Ann Eveleth
A white Hartebeespoort landowner staged a hunger strike this week to force the conservative local council to kick-start low-cost housing for about 50 000 black residents of this picturesque getaway outside Pretoria.
Broederstroom smallholder Roger Roman launched his lone hunger strike and sit- in in front of the Hartebeespoort council offices on Wednesday. He is demanding that the council suspend the housing forum and tourism committee he blames for stalling development. Roman said he would not eat “until our demands are met”.
Hartebeespoort mayor Pieter Rautenbach admitted the council had failed to build a single house for landless blacks since 1995. But he said this was because the North-West provincial government had turned down several requests for money that would allow the wealthy holiday town “to buy land for low-cost housing where it won’t affect the tourism market”.

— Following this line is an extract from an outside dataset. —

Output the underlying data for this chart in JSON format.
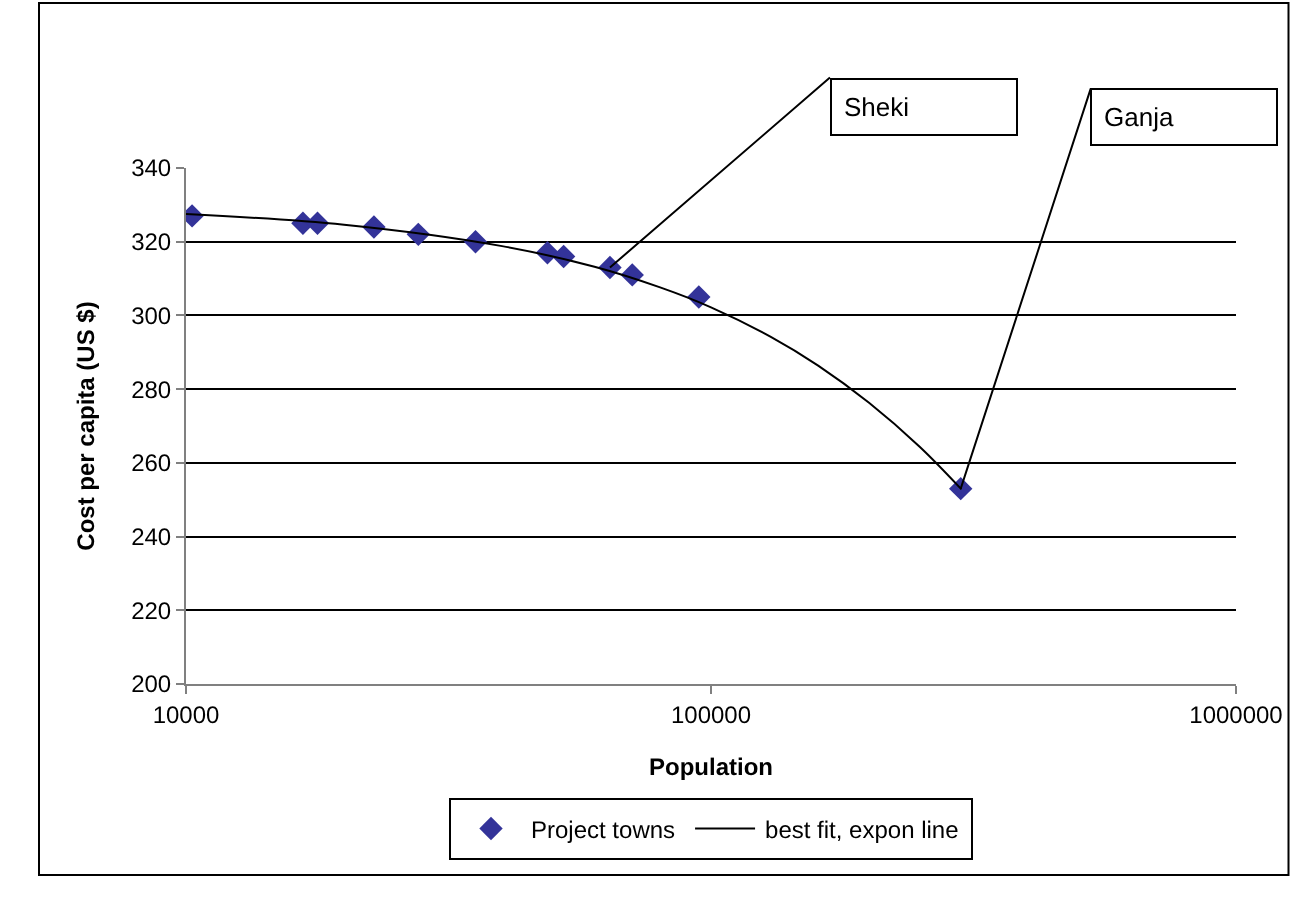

Rautenbach, who claims that only 1 300 families need housing in the area, said the forum had also failed to entice a single housing developer to invest in low-cost housing due to the high price of land in the area. Defending the forum, Rautenbach said it had “done everything in its power to establish low-cost housing in the area”.
But Roman, who bought a 13ha farm he calls “Po Land” – for the Po tribe that once lived in the area – shortly after the 1994 election, says the council is standing in the way of a local land reform initiative that would help solve the problem.

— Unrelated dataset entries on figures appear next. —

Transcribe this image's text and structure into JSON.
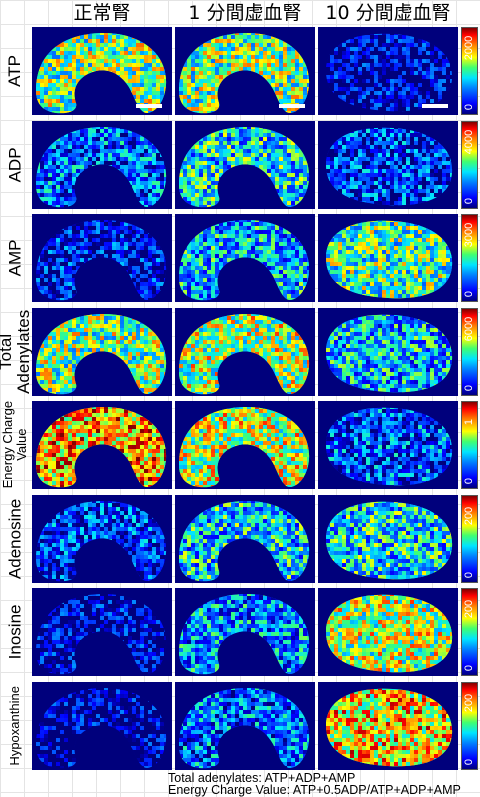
{
  "columns": [
    "正常腎",
    "1 分間虚血腎",
    "10 分間虚血腎"
  ],
  "rows": [
    {
      "label": "ATP",
      "scale_max": "2000",
      "scale_min": "0",
      "panels": [
        0.55,
        0.55,
        0.05
      ]
    },
    {
      "label": "ADP",
      "scale_max": "4000",
      "scale_min": "0",
      "panels": [
        0.25,
        0.4,
        0.18
      ]
    },
    {
      "label": "AMP",
      "scale_max": "3000",
      "scale_min": "0",
      "panels": [
        0.12,
        0.35,
        0.5
      ]
    },
    {
      "label": "Total\nAdenylates",
      "scale_max": "6000",
      "scale_min": "0",
      "panels": [
        0.55,
        0.6,
        0.35
      ]
    },
    {
      "label": "Energy Charge\nValue",
      "scale_max": "1",
      "scale_min": "0",
      "panels": [
        0.75,
        0.62,
        0.22
      ]
    },
    {
      "label": "Adenosine",
      "scale_max": "200",
      "scale_min": "0",
      "panels": [
        0.18,
        0.38,
        0.4
      ]
    },
    {
      "label": "Inosine",
      "scale_max": "200",
      "scale_min": "0",
      "panels": [
        0.05,
        0.3,
        0.6
      ]
    },
    {
      "label": "Hypoxanthine",
      "scale_max": "200",
      "scale_min": "0",
      "panels": [
        0.03,
        0.25,
        0.7
      ]
    }
  ],
  "footnotes": [
    "Total adenylates: ATP+ADP+AMP",
    "Energy Charge Value: ATP+0.5ADP/ATP+ADP+AMP"
  ]
}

“When I bought this farm, there were already five permanent wattle-and-daub structures on this property. Some of the people have been living on this land for generations.”
Pensioner Katrina Mchuna is one of the residents Roman found on the farm. She can’t remember how old she is, but says she spent 36 years working in the kitchen for three successive generations of the “Baas Els” family. Her parents built her home when she was a small child. Her grandparents lived on the other side of the farm before that.

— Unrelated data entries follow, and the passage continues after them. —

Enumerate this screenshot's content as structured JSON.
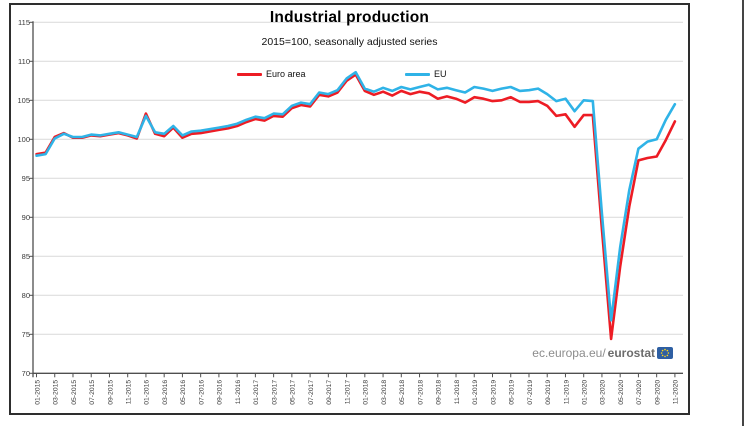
{
  "chart": {
    "title": "Industrial production",
    "subtitle": "2015=100, seasonally adjusted series",
    "watermark_prefix": "ec.europa.eu/",
    "watermark_bold": "eurostat",
    "colors": {
      "euro_area": "#ed1c24",
      "eu": "#2fb3e7",
      "grid": "#d9d9d9",
      "axis": "#4f4f4f",
      "tick_text": "#3a3a3a",
      "eurostat_logo_blue": "#2e5fa3",
      "eurostat_logo_stars": "#ffd617"
    }
  },
  "chart_data": {
    "type": "line",
    "title": "Industrial production",
    "subtitle": "2015=100, seasonally adjusted series",
    "grid": true,
    "legend_position": "top-inside",
    "ylim": [
      70,
      115
    ],
    "ytick_step": 5,
    "y_tick_labels": [
      115,
      110,
      105,
      100,
      95,
      90,
      85,
      80,
      75,
      70
    ],
    "x": [
      "01-2015",
      "02-2015",
      "03-2015",
      "04-2015",
      "05-2015",
      "06-2015",
      "07-2015",
      "08-2015",
      "09-2015",
      "10-2015",
      "11-2015",
      "12-2015",
      "01-2016",
      "02-2016",
      "03-2016",
      "04-2016",
      "05-2016",
      "06-2016",
      "07-2016",
      "08-2016",
      "09-2016",
      "10-2016",
      "11-2016",
      "12-2016",
      "01-2017",
      "02-2017",
      "03-2017",
      "04-2017",
      "05-2017",
      "06-2017",
      "07-2017",
      "08-2017",
      "09-2017",
      "10-2017",
      "11-2017",
      "12-2017",
      "01-2018",
      "02-2018",
      "03-2018",
      "04-2018",
      "05-2018",
      "06-2018",
      "07-2018",
      "08-2018",
      "09-2018",
      "10-2018",
      "11-2018",
      "12-2018",
      "01-2019",
      "02-2019",
      "03-2019",
      "04-2019",
      "05-2019",
      "06-2019",
      "07-2019",
      "08-2019",
      "09-2019",
      "10-2019",
      "11-2019",
      "12-2019",
      "01-2020",
      "02-2020",
      "03-2020",
      "04-2020",
      "05-2020",
      "06-2020",
      "07-2020",
      "08-2020",
      "09-2020",
      "10-2020",
      "11-2020"
    ],
    "x_tick_labels": [
      "01-2015",
      "03-2015",
      "05-2015",
      "07-2015",
      "09-2015",
      "11-2015",
      "01-2016",
      "03-2016",
      "05-2016",
      "07-2016",
      "09-2016",
      "11-2016",
      "01-2017",
      "03-2017",
      "05-2017",
      "07-2017",
      "09-2017",
      "11-2017",
      "01-2018",
      "03-2018",
      "05-2018",
      "07-2018",
      "09-2018",
      "11-2018",
      "01-2019",
      "03-2019",
      "05-2019",
      "07-2019",
      "09-2019",
      "11-2019",
      "01-2020",
      "03-2020",
      "05-2020",
      "07-2020",
      "09-2020",
      "11-2020"
    ],
    "series": [
      {
        "name": "Euro area",
        "color": "#ed1c24",
        "values": [
          98.1,
          98.3,
          100.3,
          100.8,
          100.2,
          100.2,
          100.5,
          100.4,
          100.6,
          100.8,
          100.5,
          100.1,
          103.3,
          100.7,
          100.4,
          101.5,
          100.2,
          100.7,
          100.8,
          101.0,
          101.2,
          101.4,
          101.7,
          102.2,
          102.6,
          102.4,
          103.0,
          102.9,
          104.0,
          104.4,
          104.2,
          105.7,
          105.5,
          106.0,
          107.5,
          108.3,
          106.2,
          105.7,
          106.1,
          105.6,
          106.2,
          105.8,
          106.1,
          105.9,
          105.2,
          105.5,
          105.2,
          104.7,
          105.4,
          105.2,
          104.9,
          105.0,
          105.4,
          104.8,
          104.8,
          104.9,
          104.3,
          103.0,
          103.2,
          101.6,
          103.1,
          103.1,
          88.5,
          74.4,
          83.7,
          91.4,
          97.3,
          97.6,
          97.8,
          99.9,
          102.3
        ]
      },
      {
        "name": "EU",
        "color": "#2fb3e7",
        "values": [
          97.9,
          98.1,
          100.1,
          100.7,
          100.3,
          100.3,
          100.6,
          100.5,
          100.7,
          100.9,
          100.6,
          100.3,
          103.0,
          100.9,
          100.7,
          101.7,
          100.5,
          101.0,
          101.1,
          101.3,
          101.5,
          101.7,
          102.0,
          102.5,
          102.9,
          102.7,
          103.3,
          103.2,
          104.3,
          104.7,
          104.5,
          106.0,
          105.8,
          106.3,
          107.8,
          108.6,
          106.5,
          106.1,
          106.6,
          106.2,
          106.7,
          106.4,
          106.7,
          107.0,
          106.4,
          106.6,
          106.3,
          106.0,
          106.7,
          106.5,
          106.2,
          106.5,
          106.7,
          106.2,
          106.3,
          106.5,
          105.8,
          104.9,
          105.2,
          103.6,
          105.0,
          104.9,
          90.5,
          76.8,
          86.2,
          93.5,
          98.8,
          99.7,
          100.0,
          102.5,
          104.5
        ]
      }
    ]
  }
}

Roman says negotiations with Mchuna and other residents prompted him to put his farm into a trust through which the land will be shared equally among all the residents – including himself.
“We are negotiating with private-sector companies to invest the money to develop housing, which they will claim back from the government’s housing subsidy programme,” he said, adding that the project would also include a tourism development to create jobs.
Several surrounding landowners have joined forces with the Po Land Community Project, offering some or all of their adjacent farms to the trust so that black residents on these farms may also benefit.
Roman says this “landowner to landless” process is a better path to land reform and housing development. “We can’t just sit and wait for the government to do it. There are huge benefits for everyone to gain from a voluntary process,” he says.
But shortly after Roman launched this project, the local council accused him of “supplying informal housing” on his property and “causing a health nuisance”.
The council ordered Roman to furnish housing, water supply, toilet facilities and refuse removal for the residents of Po Land within 30 days or face legal action over alleged infringements of the National Building Regulations and Standards Act.
Roman says the letter arrived shortly after a neighbour complained he could not sell his property for the value he sought due to “squatters” living on Roman’s land.
Rautenbach also pointed to “illegal occupants”at Po Land. He said: “We are only allowing certain numbers of structures on a property. No government can allow degrading of their property values by illegal occupation.”